Strangest thing is Honey Locust turns out to be some incredible wood. It does not warp, cup or bend like most everything if not properly stacked & dried. I have 500-600 bf of it around because I thought what better wood for learning to to use the mill! I had no idea when I started that is was so beautiful inside. Now I/'m on the lookout for it' logs.


----------



## JP Sinclair (Nov 13, 2006)

I do have to admit that Vermont (especially the northeast where I am) is rife with some really cool stuff. I've got some kickin' logging crews up here that always put aside the "JP pile" on the landing of everything from flame birch to tiger maple to birdseye. I even had a crew run into American chestnut a year ago.


----------



## joasis (Sep 15, 2006)

I am seriously thinking about getting a band mill and selling my Meadows circle mill....simply because it would be so much easier to use a bandmill for occasional sawing, then to fire up a 125hp engine and the work associated with the big mill.....now if someone wants a great mill.....I might be tempted.


----------



## TexasTimbers (Oct 17, 2006)

[email protected] said:


> JP:
> Strangest thing is Honey Locust turns out to be some incredible wood. It does not warp, cup or bend like most everything if not properly stacked & dried.

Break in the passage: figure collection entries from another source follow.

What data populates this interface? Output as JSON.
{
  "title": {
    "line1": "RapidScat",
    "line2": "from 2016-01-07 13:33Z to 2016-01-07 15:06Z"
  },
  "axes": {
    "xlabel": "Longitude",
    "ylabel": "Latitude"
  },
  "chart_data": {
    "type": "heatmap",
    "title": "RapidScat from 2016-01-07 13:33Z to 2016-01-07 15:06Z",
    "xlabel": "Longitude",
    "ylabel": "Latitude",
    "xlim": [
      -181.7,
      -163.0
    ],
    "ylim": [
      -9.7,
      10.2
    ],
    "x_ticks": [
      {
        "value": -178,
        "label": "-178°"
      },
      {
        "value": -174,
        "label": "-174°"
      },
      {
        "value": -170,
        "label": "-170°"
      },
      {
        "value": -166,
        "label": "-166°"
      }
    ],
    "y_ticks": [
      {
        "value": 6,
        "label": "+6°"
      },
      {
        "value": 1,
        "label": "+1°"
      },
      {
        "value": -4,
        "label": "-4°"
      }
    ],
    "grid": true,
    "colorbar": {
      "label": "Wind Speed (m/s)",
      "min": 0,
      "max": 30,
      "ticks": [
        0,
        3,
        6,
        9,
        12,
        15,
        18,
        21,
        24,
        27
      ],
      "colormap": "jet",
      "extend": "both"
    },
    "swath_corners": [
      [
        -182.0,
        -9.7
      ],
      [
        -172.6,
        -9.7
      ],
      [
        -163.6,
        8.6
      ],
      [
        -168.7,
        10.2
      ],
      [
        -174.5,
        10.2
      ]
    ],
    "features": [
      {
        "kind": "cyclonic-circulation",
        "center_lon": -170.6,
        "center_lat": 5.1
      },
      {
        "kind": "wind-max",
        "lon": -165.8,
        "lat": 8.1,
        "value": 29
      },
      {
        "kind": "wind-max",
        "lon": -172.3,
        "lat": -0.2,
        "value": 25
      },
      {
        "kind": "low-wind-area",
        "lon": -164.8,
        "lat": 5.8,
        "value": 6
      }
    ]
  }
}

You need to cut some more of it before you sink your heels in on that too far. :laughing:

I agree it's beeeee-yoo-tiful wood. One of my favorites. I am making some components for my jig kits with a stack of it now. But it will move more than what you think so far. Not near as bad as many other species like Sweetgum.

With Mesquite being the most stable of all woods, and let's say American Beech being one of the least stable of the more widely available species, I think Honeylocust will fall about in the middle. It is more stable than White Oak, but not as stable as Black Locust. 

Consider that Red and White oak are much more closely realated to each other than are Honeylocust and Black Locust. Honeylocust is a little more stable than, but not as rot resistant as White Oak.

Don't lend too much credence in the "locust" part of Honeylocust. It can't hold a candle to its distant darker cousin in any category, except perhaps beauty, and I have seen some beautiful Black as well. 

Still, like you, HL is one of my favorite flavors.


----------